Pete spotted a flat rock that sat conspicuously atop another one the size of a dinner plate. Bingo. He turned the top rock over. Nothing. He looked under the plate stone. Nothing.

“The key’s gone,” the kid said.

Pete stood.

“Papa throwed it in them bushes over there, but good luck finding it.”

Pete looked up the ragged road. He couldn’t even see the first switchback. He looked up for the sun, which had already ducked into the trees.

“How far are you up this road?”

“I dunno. A ways.”

“A ways,” Pete said. He ducked under the gate and told the kid to come on.

The sky and the snow they walked over turned everything the sleepy blue of evening and the gelid air burned cold into their lungs. Pete’s lungs at any rate. You’re in terrible shape, he thought. The boy trudged just ahead of him and by the second switchback could have bolted and Pete wouldn’t have pursued him. But instead, the kid stopped against a stump where the road was half washed out and a steady trickle of water ran down a gut carved into the dirt.

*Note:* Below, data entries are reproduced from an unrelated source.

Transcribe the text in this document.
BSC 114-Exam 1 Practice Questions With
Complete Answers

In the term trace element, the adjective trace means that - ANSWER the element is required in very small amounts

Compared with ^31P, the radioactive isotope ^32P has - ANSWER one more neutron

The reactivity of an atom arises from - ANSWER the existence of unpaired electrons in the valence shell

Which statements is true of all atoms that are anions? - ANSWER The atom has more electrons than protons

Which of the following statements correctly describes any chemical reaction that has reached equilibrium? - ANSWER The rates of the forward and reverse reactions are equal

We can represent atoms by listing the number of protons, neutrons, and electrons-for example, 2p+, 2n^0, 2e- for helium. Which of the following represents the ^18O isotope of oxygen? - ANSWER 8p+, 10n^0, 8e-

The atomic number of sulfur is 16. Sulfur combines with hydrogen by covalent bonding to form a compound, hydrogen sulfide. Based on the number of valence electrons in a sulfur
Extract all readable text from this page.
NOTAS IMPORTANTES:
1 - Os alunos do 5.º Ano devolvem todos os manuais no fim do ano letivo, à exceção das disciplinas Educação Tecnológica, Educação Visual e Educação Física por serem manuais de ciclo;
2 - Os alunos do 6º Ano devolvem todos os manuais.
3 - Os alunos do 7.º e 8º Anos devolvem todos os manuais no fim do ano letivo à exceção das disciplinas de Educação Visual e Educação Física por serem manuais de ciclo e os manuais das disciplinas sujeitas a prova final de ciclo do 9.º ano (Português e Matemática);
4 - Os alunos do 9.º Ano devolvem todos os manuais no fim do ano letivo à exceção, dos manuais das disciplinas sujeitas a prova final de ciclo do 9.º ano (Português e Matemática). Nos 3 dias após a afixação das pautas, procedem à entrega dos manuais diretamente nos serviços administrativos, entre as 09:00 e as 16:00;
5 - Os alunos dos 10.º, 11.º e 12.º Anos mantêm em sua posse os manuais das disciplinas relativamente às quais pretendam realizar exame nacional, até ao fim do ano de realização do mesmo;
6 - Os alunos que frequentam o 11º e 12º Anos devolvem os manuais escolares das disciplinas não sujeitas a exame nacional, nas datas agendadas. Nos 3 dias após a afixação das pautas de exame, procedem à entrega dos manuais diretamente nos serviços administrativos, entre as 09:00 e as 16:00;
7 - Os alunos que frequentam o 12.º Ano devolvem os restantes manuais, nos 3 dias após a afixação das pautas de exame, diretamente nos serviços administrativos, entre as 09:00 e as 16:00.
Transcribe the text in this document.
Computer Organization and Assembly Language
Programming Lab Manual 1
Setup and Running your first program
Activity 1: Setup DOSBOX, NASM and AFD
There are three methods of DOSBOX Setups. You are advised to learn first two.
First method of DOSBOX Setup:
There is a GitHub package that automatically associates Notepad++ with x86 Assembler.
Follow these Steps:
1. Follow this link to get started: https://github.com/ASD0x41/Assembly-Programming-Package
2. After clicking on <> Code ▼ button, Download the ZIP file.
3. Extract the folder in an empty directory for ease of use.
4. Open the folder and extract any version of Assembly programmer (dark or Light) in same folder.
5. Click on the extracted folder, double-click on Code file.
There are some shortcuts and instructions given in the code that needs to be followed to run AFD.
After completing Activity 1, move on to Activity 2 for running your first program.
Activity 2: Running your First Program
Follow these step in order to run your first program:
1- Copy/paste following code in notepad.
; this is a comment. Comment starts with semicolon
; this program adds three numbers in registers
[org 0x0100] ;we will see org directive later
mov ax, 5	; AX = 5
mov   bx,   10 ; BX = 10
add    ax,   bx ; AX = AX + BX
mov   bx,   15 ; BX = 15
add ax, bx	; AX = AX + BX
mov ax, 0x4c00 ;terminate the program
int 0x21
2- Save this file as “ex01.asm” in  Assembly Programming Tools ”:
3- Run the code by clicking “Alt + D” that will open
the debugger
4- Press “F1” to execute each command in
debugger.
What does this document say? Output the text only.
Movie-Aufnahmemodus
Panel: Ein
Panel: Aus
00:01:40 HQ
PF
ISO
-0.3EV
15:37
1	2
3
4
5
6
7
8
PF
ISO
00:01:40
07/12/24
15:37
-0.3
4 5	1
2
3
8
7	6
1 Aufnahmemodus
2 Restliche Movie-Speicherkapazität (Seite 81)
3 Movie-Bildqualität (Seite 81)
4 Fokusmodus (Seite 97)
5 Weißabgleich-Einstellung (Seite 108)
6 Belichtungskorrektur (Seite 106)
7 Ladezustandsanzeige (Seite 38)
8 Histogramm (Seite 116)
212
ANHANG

Pete gripped his knees gratefully. Walking he’d pondered what he would say to the boy’s parents. He’d tell them that he brought Benjamin back just as fast as he could, that nobody wanted to mess with them or their boy. He was working on what he’d say about the clothes, the prescription, and the vitamin C. But as he played out the scene his positivity set with the sun, and his decision to take the kid up here seemed more absurd. Then fully stupid. Pete had been motivated by a certainty that keeping the kid overnight was not an option. He had no place to put him. Cecil was at the Cloningers’, and he couldn’t ask them. There was nowhere else.

But Pete still felt a surging anxiety as he sat there, then a dread realization of the possibilities, in particular the chance that the boy’s father would put a bullet in him. Violence became in his mind an ever-likelier outcome. There was the shelter in Kalispell. Pete could’ve run the kid down there. At least called around.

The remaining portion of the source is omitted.